Ukridge probably knew less about the Irish question than any male adult in the kingdom, but he had boomed forth some very positive opinions of his own on the subject before I could get near enough to him to whisper a warning. When I did, I suppose I must have whispered louder than I had intended, for the professor heard me, and my words acted as the match to the powder.

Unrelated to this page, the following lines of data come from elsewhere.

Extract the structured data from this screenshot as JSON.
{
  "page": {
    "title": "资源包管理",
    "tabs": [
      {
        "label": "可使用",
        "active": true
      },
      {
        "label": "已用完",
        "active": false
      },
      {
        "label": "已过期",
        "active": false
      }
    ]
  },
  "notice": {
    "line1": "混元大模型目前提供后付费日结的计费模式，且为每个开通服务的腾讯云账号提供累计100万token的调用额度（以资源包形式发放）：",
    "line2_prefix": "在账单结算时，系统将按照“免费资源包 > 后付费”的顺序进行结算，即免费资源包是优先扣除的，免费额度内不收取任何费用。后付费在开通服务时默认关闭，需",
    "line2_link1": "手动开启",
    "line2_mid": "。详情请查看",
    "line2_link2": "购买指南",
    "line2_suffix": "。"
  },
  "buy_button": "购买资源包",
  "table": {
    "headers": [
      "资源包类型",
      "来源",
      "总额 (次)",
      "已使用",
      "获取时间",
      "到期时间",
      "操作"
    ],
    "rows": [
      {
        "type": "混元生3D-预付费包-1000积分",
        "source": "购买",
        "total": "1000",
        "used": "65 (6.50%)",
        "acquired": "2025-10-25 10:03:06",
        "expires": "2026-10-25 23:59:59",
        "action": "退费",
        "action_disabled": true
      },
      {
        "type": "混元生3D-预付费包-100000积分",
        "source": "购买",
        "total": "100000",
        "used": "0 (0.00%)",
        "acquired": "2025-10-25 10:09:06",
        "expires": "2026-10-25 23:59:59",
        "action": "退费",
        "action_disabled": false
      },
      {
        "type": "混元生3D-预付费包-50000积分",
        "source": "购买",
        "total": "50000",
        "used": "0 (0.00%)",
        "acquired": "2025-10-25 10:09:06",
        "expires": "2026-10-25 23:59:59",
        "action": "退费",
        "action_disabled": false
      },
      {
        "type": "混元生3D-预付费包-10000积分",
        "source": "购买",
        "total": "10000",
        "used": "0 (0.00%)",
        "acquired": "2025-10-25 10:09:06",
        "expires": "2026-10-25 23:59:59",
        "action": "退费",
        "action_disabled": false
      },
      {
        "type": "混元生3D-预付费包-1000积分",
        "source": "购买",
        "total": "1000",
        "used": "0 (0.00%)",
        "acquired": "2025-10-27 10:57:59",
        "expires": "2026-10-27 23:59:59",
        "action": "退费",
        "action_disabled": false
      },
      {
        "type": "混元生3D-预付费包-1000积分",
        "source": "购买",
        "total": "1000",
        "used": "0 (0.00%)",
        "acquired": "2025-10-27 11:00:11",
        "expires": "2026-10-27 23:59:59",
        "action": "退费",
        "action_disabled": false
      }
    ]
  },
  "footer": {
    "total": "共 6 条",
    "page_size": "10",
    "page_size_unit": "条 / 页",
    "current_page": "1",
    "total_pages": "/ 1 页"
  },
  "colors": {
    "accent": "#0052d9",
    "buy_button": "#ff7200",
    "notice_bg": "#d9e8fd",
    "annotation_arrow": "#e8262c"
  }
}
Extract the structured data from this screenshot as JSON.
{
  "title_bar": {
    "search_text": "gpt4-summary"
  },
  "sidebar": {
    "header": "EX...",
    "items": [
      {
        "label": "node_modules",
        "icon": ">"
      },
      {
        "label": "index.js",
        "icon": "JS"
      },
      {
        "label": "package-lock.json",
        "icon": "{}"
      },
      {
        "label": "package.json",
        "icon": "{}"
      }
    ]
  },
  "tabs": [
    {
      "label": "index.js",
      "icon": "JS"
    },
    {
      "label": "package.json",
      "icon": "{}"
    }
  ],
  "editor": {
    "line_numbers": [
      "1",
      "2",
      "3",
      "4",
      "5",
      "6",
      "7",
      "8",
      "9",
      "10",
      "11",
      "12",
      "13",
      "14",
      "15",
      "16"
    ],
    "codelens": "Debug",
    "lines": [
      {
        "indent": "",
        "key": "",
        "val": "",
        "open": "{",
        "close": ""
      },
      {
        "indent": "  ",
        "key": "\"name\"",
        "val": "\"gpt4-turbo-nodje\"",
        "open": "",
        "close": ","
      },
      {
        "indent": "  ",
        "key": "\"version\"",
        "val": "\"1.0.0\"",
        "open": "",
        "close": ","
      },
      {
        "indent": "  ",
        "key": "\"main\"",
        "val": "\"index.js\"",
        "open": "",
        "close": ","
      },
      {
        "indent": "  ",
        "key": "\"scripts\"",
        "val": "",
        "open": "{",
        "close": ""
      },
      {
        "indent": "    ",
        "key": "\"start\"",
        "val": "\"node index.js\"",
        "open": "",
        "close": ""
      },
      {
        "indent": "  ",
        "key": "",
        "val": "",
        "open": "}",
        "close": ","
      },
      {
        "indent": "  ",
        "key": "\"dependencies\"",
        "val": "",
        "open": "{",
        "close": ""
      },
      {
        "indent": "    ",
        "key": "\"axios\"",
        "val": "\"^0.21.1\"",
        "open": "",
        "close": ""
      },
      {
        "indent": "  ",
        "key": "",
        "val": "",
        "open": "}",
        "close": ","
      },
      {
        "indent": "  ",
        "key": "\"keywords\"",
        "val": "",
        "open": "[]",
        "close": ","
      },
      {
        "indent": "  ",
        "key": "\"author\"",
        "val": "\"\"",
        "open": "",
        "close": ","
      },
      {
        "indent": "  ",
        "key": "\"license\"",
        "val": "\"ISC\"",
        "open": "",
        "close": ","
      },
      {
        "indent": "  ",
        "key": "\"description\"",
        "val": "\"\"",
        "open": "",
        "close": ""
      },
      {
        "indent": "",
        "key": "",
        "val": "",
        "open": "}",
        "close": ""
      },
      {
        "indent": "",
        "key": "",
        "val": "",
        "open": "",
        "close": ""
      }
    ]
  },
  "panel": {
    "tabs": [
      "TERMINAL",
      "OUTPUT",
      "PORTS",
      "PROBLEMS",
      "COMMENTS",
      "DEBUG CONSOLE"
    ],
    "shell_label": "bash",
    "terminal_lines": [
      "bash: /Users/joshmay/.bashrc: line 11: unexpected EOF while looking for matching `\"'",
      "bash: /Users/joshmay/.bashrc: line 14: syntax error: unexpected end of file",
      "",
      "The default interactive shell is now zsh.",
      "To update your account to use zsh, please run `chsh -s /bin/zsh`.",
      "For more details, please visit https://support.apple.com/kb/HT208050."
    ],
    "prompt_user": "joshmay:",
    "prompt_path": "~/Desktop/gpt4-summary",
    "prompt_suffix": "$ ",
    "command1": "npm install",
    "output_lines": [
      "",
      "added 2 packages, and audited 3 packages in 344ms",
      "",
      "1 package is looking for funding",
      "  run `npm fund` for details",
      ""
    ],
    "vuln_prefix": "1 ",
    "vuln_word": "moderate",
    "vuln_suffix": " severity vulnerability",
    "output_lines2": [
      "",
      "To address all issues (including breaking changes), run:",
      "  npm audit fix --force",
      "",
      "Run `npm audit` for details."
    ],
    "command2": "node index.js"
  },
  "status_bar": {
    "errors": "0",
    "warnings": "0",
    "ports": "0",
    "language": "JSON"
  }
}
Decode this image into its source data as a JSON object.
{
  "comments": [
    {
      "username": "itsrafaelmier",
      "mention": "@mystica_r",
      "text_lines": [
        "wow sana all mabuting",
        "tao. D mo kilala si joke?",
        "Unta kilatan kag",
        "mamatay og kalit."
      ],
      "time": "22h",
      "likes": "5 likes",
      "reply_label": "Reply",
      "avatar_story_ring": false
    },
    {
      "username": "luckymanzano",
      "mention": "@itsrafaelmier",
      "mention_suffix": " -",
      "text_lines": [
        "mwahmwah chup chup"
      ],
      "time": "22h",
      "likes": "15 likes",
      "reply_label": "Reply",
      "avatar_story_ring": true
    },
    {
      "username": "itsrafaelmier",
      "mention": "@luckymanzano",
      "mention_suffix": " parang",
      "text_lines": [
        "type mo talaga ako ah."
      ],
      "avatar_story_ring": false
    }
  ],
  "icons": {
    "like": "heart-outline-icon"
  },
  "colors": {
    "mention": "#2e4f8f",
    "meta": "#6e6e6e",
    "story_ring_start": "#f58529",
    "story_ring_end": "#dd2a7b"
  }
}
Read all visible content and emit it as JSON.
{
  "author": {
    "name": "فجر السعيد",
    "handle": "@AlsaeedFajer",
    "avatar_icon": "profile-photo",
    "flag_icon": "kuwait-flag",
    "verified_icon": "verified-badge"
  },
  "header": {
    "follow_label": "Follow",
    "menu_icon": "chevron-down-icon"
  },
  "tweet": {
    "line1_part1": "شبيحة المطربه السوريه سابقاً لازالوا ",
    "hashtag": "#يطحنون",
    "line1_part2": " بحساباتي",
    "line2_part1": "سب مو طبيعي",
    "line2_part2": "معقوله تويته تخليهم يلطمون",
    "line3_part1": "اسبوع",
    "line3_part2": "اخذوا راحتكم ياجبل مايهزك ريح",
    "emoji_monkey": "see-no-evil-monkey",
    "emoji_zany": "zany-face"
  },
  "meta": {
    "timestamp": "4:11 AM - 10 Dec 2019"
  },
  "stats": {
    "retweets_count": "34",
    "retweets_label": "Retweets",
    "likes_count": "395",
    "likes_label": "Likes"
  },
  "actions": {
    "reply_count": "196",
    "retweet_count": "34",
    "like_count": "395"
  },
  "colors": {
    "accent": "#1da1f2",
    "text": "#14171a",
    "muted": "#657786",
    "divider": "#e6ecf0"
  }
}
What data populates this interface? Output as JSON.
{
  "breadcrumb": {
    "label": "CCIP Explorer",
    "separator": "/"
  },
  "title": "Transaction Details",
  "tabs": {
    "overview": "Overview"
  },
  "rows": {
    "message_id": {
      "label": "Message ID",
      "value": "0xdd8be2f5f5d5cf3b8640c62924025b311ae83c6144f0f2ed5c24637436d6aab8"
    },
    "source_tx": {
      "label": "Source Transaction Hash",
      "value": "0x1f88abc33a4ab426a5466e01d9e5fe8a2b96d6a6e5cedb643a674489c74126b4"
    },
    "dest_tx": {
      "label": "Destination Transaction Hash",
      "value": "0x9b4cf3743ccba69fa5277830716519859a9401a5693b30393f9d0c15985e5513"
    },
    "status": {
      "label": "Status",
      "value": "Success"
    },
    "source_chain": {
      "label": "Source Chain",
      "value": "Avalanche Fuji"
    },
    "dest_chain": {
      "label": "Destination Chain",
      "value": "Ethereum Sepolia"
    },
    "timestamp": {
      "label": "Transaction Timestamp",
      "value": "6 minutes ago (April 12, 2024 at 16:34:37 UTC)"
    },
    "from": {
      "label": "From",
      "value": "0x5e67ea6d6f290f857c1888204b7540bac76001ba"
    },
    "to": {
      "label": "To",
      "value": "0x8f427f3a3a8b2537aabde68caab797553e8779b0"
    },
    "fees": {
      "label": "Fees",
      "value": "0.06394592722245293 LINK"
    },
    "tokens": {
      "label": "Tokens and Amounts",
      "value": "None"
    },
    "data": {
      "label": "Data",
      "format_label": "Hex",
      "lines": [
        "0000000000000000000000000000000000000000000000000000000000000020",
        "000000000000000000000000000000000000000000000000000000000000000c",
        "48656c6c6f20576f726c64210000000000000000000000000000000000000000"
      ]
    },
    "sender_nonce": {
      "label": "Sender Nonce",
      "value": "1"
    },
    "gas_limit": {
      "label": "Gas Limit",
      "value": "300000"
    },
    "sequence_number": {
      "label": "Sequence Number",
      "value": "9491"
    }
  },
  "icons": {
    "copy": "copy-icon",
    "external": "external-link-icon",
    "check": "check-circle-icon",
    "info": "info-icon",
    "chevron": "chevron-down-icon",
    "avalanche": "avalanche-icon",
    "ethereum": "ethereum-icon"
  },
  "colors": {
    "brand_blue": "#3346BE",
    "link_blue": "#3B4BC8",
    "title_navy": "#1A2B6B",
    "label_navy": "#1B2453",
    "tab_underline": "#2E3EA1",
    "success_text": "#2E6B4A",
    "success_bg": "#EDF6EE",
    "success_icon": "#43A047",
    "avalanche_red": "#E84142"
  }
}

"He's touchy about Ireland, is he?" he thundered. "Drop it, is it? And why? Why, sir? I'm one of the best tempered men that ever came from Dublin, let me tell you, and I will not stay here to be insulted by the insinuation that I cannot discuss Ireland as calmly as any one in this company or out of it. Touchy about Ireland, is it? Touchy—?"

"But, professor—"

"Take your hand off my arm, Mr. Garnet. I will not be treated like a child. I am as competent to discuss the affairs of Ireland without heat as any man, let me tell you."

"Father—"

"And let me tell you, Mr. Ukridge, that I consider your opinions poisonous. Poisonous, sir. And you know nothing whatever about the subject, sir. Every word you say betrays your profound ignorance. I don't wish to see you or to speak to you again. Understand that, sir. Our acquaintance began to-day, and it will cease to-day. Good-night to you, sir. Come, Phyllis, me dear. Mrs. Ukridge, good-night."



CHAPTER IX

DIES IRAE

Why is it, I wonder, that stories of Retribution calling at the wrong address strike us as funny instead of pathetic? I myself had been amused by them many a time. In a book which I had read only a few days before our cold-dinner party a shop-woman, annoyed with an omnibus conductor, had thrown a superannuated orange at him. It had found its billet not on him but on a perfectly inoffensive spectator. The missile, said the writer, "'it a young copper full in the hyeball." I had enjoyed this when I read it, but now that Fate had arranged a precisely similar situation, with myself in the role of the young copper, the fun of the thing appealed to me not at all.

It was Ukridge who was to blame for the professor's regrettable explosion and departure, and he ought by all laws of justice to have suffered for it. As it was, I was the only person materially affected. It did not matter to Ukridge. He did not care twopence one way or the other. If the professor were friendly, he was willing to talk to him by the hour on any subject, pleasant or unpleasant. If, on the other hand, he wished to have nothing more to do with us, it did not worry him. He was content to let him go. Ukridge was a self-sufficing person.

But to me it was a serious matter. More than serious. If I have done my work as historian with an adequate degree of skill, the reader should have gathered by this time the state of my feelings.